Para Ana Júlia Ramalho, 82 anos, essa interacção é fundamental. "Estou aqui há cinco meses e gosto muito. Saímos daqui sempre que precisamos e convivemos muito uns com os outros", conta a ex-professora primária, que divide o quarto número 26 com a sua irmã, Amélia Ramalho, de 86 anos.

A falta de apoio e a desresponsabilização das famílias [são um problema para alguns residentes]. Temos casos em que a família deixou o seu parente e nunca mais apareceu. Outro problema é os valores das pensões, que são muito baixos. 
Verónica Candeias, Assistente social

As irmãs mantêm o contacto com a família e amigos. Mas não é assim em todos os casos. Verónica Candeias, assistente social no complexo, há dois anos, conta que "a falta de apoio e a desresponsabilização das famílias" é um problema para alguns residentes. "Temos casos em que a família deixou o seu parente e nunca mais apareceu", relata Verónica, acrescentando que as dificuldades financeiras também são uma realidade. "Os valores das pensões são muito baixos", concretiza a assistente social.
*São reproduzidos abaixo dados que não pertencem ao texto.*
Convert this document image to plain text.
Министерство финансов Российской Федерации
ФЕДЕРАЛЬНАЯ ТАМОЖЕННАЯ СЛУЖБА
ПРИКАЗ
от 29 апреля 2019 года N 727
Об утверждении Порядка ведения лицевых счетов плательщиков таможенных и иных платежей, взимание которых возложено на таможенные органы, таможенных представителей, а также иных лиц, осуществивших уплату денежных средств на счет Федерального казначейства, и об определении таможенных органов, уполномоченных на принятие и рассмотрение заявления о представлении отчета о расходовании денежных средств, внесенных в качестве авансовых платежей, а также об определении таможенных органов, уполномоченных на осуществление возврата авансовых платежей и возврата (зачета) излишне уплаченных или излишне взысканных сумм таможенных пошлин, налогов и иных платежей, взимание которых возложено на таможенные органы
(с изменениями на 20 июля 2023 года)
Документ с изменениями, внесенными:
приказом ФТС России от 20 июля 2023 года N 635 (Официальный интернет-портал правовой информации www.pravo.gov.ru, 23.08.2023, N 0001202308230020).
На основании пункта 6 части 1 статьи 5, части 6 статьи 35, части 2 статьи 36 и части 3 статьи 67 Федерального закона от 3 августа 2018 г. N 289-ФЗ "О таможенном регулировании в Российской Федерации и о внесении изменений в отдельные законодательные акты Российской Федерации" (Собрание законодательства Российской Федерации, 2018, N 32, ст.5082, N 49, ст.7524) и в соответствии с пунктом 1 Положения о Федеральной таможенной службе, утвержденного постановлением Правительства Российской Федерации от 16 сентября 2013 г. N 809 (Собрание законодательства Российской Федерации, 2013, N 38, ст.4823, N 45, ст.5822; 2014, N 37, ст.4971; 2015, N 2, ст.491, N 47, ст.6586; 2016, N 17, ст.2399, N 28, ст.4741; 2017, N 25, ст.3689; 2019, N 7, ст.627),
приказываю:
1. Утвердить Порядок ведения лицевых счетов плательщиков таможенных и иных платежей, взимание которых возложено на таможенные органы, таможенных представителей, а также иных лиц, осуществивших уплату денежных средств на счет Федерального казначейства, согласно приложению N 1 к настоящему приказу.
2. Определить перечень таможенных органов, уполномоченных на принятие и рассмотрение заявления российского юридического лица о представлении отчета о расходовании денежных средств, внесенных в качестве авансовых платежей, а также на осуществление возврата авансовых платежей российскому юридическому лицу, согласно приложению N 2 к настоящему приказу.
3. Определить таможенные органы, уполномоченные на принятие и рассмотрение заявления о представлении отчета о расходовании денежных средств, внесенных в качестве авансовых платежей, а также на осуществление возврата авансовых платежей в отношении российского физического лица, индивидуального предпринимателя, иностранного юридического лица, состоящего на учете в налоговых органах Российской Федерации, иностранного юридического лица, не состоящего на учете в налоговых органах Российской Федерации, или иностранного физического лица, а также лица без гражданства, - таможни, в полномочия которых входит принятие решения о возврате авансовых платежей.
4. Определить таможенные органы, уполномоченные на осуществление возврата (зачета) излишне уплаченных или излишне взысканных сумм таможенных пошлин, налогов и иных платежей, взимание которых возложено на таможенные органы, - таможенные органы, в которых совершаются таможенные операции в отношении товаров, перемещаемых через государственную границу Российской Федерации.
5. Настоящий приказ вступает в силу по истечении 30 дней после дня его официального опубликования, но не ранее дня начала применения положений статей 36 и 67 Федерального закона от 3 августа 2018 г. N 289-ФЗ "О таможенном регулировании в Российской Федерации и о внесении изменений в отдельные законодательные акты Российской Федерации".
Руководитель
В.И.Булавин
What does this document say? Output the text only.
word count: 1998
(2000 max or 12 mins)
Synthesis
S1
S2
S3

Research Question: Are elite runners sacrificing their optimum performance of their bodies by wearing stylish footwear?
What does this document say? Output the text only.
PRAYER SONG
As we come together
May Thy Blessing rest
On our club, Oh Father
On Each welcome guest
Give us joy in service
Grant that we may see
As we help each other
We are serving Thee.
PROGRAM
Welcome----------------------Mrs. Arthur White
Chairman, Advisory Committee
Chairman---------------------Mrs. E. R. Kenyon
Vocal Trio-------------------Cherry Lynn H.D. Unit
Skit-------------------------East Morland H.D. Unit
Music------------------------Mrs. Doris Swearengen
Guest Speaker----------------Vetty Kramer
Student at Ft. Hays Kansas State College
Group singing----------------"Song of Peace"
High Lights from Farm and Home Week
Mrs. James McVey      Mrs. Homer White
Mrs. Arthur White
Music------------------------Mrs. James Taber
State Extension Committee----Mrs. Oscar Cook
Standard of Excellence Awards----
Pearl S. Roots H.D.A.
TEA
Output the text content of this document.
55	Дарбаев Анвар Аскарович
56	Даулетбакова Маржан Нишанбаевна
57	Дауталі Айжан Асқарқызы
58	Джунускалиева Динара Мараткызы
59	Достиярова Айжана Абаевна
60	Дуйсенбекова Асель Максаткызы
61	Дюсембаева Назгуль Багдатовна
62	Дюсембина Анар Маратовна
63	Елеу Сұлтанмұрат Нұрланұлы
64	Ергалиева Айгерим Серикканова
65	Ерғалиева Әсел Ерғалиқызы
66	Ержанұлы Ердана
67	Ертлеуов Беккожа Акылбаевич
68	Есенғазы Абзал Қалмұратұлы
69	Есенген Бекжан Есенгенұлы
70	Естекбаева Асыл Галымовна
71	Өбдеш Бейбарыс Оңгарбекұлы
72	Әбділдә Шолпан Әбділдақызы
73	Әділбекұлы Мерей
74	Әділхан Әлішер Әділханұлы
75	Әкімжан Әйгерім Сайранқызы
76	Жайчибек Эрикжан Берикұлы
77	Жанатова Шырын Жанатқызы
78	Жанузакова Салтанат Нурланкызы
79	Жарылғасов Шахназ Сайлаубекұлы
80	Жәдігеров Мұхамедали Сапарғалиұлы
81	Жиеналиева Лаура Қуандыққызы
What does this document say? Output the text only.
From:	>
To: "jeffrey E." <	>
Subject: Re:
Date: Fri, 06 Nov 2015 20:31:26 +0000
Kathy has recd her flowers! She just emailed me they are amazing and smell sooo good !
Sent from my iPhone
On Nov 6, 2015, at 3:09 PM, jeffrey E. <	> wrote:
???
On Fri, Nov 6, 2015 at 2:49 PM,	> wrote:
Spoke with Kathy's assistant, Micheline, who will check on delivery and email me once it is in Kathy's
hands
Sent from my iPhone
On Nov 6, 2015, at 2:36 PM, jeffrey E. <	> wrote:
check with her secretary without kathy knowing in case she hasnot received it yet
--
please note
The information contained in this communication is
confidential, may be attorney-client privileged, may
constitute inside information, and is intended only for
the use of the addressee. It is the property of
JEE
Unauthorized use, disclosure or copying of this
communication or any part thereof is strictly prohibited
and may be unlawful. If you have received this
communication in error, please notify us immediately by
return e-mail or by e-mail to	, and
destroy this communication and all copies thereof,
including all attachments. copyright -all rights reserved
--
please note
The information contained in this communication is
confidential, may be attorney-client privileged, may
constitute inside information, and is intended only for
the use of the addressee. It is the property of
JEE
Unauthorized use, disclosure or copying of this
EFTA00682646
Com um custo médio mensal de 1.300 euros por cama, a crise não passou ao lado do Complexo de Santa Bárbara, obrigando a uma gestão ainda mais rigorosa dos recursos, focada na sustentabilidade e na eficiência operacional. "Com ar de brincadeira, costumo dizer ao meu pessoal que controlo isto ao pau de fósforo. Não faltando nada, tentamos ser rigorosos, porque só assim é possível manter estas unidades", argumenta Isabel Beltrão. As medidas implementadas, como a utilização de painéis solares e água dos furos, "já resultaram em poupanças significativas", garante.

Como fez mais com menos

Gastar o necessário, mas não estragar

O Complexo de Santa Bárbara não ficou à margem das dificuldades, e teve mesmo de baixar a mensalidade de alguns residentes para que eles se pudessem manter na unidade. O segredo, explica, Isabel Beltrão, é "gastar o que é necessário, mas não estragar". "Utilizamos todos os nossos recursos e tudo o que precisamos de forma racional", acrescenta a directora-clínica da AMETIC. A gestão dos recursos humanos também requer cuidados. "Não temos três elementos se precisamos só de dois", sublinha Isabel Beltrão. A empresa desenvolveu o SUSTIC, um sistema composto por cinco "clusters" - meio ambiente, equipa, instalações e equipamentos, economia e finanças, e conformidade legal - que actuam em conjunto para a prática da sustentabilidade e que são a base da gestão da empresa.

Pontos fortes

A instituição destacou-se pela  "abordagem holística aos cuidados continuados", tendo em conta as instalações, os serviços e as preocupações pela sustentabilidade financeira e ambiental.

Aqui, um sorriso vale mais do que mil terapias

Eficiência operacional

Na AMETIC, há uma grande preocupação com a sustentabilidade económico-financeira e com a eficiência operacional. No complexo são utilizados painéis solares e água de dois poços. A gestão dos recursos humanos também é cuidadosa.

Primado do sorriso

A AMETIC privilegia o primado do sorriso. Criou uma grelha de monitorização do humor e uma metodologia, 'mindfullness', para diminuir a utilização de comprimidos através de técnicas que aumentam o bem-estar, reduzindo a ansiedade, as insónias e a dor.